Israeli lawyer and politician (born 1976)

Tehila Na'ama Friedman (תהלה נעמה פרידמן; born 11 June 1976) is an Israeli lawyer and politician. She served as a member of the Knesset for the Blue and White alliance from 2020 to 2021.

==Biography==
Friedman earned a master's degree in law at Tel Aviv University. She subsequently became chair of the Ne'emanei Torah Va'Avodah organisation.
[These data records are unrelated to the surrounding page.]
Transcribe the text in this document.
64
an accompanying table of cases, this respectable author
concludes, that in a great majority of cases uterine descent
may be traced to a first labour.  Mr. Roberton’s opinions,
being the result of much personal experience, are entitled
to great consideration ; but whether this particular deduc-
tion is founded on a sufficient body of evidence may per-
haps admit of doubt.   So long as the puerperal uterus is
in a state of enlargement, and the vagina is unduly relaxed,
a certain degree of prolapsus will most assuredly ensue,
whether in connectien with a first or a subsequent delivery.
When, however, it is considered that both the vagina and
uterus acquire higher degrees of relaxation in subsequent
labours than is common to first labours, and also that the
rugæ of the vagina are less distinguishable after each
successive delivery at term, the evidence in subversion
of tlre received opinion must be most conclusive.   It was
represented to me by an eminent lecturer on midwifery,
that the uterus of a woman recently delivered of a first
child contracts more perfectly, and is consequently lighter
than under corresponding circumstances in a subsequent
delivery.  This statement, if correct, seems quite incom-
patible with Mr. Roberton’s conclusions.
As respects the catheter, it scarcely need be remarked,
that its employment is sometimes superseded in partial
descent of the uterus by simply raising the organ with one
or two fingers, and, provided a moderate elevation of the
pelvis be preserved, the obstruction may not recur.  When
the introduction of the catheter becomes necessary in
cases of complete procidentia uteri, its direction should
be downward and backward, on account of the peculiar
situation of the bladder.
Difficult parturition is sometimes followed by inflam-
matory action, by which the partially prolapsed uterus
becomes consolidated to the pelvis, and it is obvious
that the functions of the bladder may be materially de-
In 2018 Friedman joined Yesh Atid. When it became part of the Blue and White alliance she was placed fortieth on its list for the April 2019 elections, but the party won only 35 seats. She was given the thirty-eighth spot for the September 2019 elections, again failing to win a seat. Given the same slot for the March 2020 elections, she again failed to win a seat, but entered the Knesset on 19 June as a replacement for Michael Biton, who had resigned his seat under the Norwegian Law after being appointed to the cabinet. Between the election and entering the Knesset she defected to the Israel Resilience Party after Yesh Atid left the Blue and White alliance. She lost her seat in the 2021 elections.